Expatica news

Police prevention work thwarts Brussels rioting

14 November 2005

BRUSSELS — A week of intense police prevention work and a quick response thwarted the a call for rioting in Brussels over the weekend.

From the start of last week, rioters were being urged via the internet to assemble in Brussels city centre to run amok on Saturday.

Local police from Brussel-Elsene and nearby zones deployed 300 officers to maintain law and order. A distinct police presence was felt in the city on Saturday.

Federal police dispatched water canons and a helicopter, and federal riot police were also placed on standby, newspaper ‘De Standaard’ reported.

Groups of youths started gathering on Saturday night and headed at about 8.30pm in the direction of Henri Mausstraat, where they vandalised cafés by throwing tables and chairs.

An estimated 80 troublemakers were involved in the unrest and police intervened immediately. About 50 youths were arrested in the vicinity of the stock exchange.

It remained relatively quiet elsewhere in Brussels, also in ‘risk city districts’. The fear that the unrest around the stock exchange area was a diversionary tactic for riots in other city districts did not pan out.

“The prevention measures have worked excellently in the past few days,” police spokesman Johan Verlije in the zone Schaarbeek-Sint-Joost-Evere said.

“Social workers have been able to convince the youths to not get carried away. Our patrols have scarcely experienced any tension in difficult districts.”

However, two buses, five cars and several rubbish bins were torched.
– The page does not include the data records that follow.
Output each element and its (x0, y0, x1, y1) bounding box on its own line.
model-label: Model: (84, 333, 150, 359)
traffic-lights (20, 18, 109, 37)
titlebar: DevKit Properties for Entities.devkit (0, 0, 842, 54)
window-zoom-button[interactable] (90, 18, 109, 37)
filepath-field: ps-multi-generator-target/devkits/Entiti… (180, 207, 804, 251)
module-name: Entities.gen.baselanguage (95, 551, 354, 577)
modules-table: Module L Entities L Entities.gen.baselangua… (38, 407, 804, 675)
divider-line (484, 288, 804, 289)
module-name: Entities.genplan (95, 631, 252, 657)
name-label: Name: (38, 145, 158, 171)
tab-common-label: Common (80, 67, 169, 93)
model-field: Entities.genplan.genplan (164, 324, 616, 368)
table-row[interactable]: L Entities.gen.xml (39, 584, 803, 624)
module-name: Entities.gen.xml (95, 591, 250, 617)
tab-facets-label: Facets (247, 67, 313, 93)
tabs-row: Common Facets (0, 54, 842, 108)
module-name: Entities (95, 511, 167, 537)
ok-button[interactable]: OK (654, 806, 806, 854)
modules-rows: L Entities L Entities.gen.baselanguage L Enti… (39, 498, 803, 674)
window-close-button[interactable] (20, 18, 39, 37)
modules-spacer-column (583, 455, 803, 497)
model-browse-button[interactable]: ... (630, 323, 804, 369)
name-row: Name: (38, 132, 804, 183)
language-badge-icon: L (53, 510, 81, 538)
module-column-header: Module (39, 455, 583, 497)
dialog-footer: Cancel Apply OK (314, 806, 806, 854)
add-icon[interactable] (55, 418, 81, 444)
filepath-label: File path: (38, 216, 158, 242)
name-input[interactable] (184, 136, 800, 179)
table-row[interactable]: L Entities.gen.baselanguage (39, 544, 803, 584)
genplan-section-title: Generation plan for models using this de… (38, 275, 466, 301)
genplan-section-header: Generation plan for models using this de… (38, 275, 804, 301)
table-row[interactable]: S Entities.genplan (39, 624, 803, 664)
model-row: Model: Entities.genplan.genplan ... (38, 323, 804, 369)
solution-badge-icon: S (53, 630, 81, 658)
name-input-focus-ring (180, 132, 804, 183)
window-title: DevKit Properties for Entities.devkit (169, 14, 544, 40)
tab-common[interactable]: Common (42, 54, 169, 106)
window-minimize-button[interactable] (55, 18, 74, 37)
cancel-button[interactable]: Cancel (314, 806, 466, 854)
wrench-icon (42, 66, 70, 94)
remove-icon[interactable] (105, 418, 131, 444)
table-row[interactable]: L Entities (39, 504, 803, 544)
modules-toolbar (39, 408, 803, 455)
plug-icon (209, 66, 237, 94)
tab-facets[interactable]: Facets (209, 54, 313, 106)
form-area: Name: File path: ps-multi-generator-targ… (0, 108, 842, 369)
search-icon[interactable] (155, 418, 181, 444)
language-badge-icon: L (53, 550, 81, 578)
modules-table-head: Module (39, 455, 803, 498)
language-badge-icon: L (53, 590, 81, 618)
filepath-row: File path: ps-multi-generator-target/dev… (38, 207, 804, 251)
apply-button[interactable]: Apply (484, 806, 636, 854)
Four suspects — including a minor — were arrested in Sint-Lambrechts-Woluwe on allegations they set fire to a bus. Police arrested them after the youths were allegedly seen filming the fire with a mobile phone.
 
The film also showed the suspects talking about how they had started the blaze, police said.
 
The public prosecution office is also investigating an arson attack on a truck on the Colruyt in Vilvoorde.

Some 15 arrests were carried out across Brussels. Two of the detainees were minors and all of the youths arrested were Brussels residents.

There was no indication of unrest being sparked from outside the city and certainly not from French hooligans.

The inflammatory language found on the weblogs has already disappeared.

Specialist computer crime federal police officers are now tracking down the authors, but the public prosecution office has refused to comment further on investigations.

The Interior Ministry’s national crisis centre and Brussels police said there were no indications that an organisation was responsible for the calls to riot.